AOL couldn’t be using Talkback. Not that Talkback.

Of course, seeing Talkback anywhere forced me to install AIM and survey the damage.

AIM uses quite a bit of open source software. The quick list includes:

The last two are likely familiar to Mozillians.

Overall, it’s a pretty happy list, though MOKit and Pantomime seem to be older, less maintained projects (side note: anyone know of a replacement for Pantomime?). But I’ll be darned if AIM doesn’t include Talkback, right alongside the open source software.

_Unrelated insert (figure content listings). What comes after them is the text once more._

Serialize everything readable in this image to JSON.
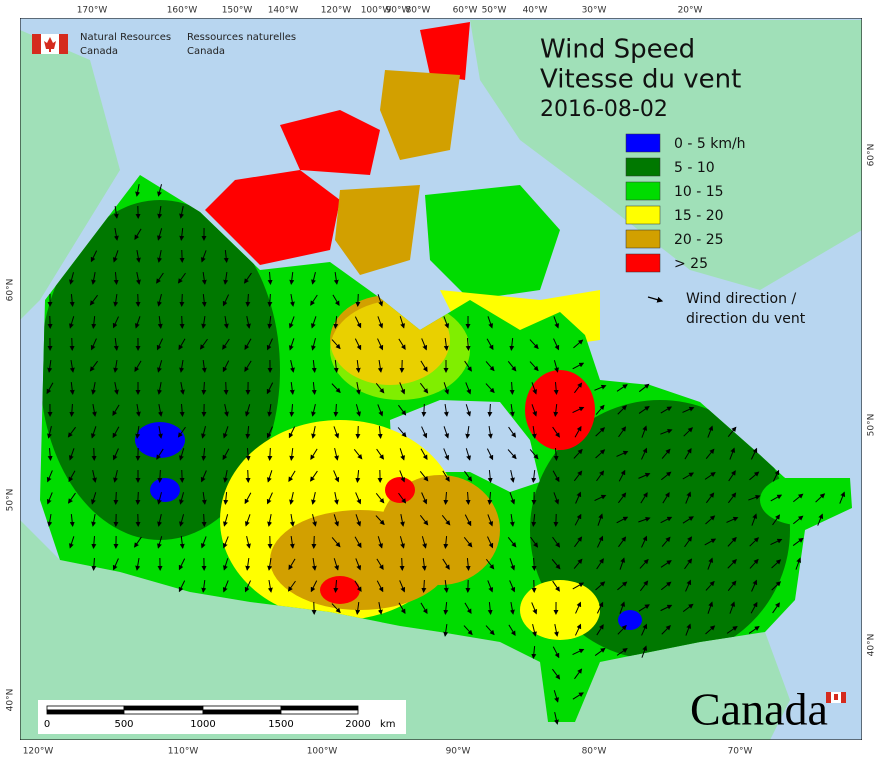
{
  "header": {
    "agency_en": [
      "Natural Resources",
      "Canada"
    ],
    "agency_fr": [
      "Ressources naturelles",
      "Canada"
    ]
  },
  "title": {
    "en": "Wind Speed",
    "fr": "Vitesse du vent",
    "date": "2016-08-02"
  },
  "legend": {
    "items": [
      {
        "label": "0 - 5 km/h",
        "color": "#0000ff"
      },
      {
        "label": "5 - 10",
        "color": "#007800"
      },
      {
        "label": "10 - 15",
        "color": "#00dc00"
      },
      {
        "label": "15 - 20",
        "color": "#ffff00"
      },
      {
        "label": "20 - 25",
        "color": "#d2a000"
      },
      {
        "label": "> 25",
        "color": "#ff0000"
      }
    ],
    "direction": [
      "Wind direction /",
      "direction du vent"
    ]
  },
  "graticule": {
    "top": [
      "170°W",
      "160°W",
      "150°W",
      "140°W",
      "120°W",
      "100°W",
      "90°W",
      "80°W",
      "60°W",
      "50°W",
      "40°W",
      "30°W",
      "20°W"
    ],
    "bottom": [
      "120°W",
      "110°W",
      "100°W",
      "90°W",
      "80°W",
      "70°W"
    ],
    "left": [
      "60°N",
      "50°N",
      "40°N"
    ],
    "right": [
      "60°N",
      "50°N",
      "40°N"
    ]
  },
  "scale_bar": {
    "labels": [
      "0",
      "500",
      "1000",
      "1500",
      "2000"
    ],
    "unit": "km"
  },
  "wordmark": "Canada"
}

Talkback in AIM is different than Talkback in Mozilla apps. For one, AIM uses version 2.0b4, Mozilla uses version 2.0b1. For two, the size of the Talkback application in AIM is 888 KB to Mozilla’s 480 KB. That, of course, is likely a consequence of AIM’s Talkback being a Universal application. Someone has gone through the trouble of updating Talkback specifically for AIM. Why in the world they would do this, I have no idea. Especially when a better alternative exists.

AOL did an “okay” thing by updating AIM in spite of iChat being the de-facto AIM client on Mac. They just completely ruined it in the end by incorporating a crash reporting system that is clearly ready to break down any day now.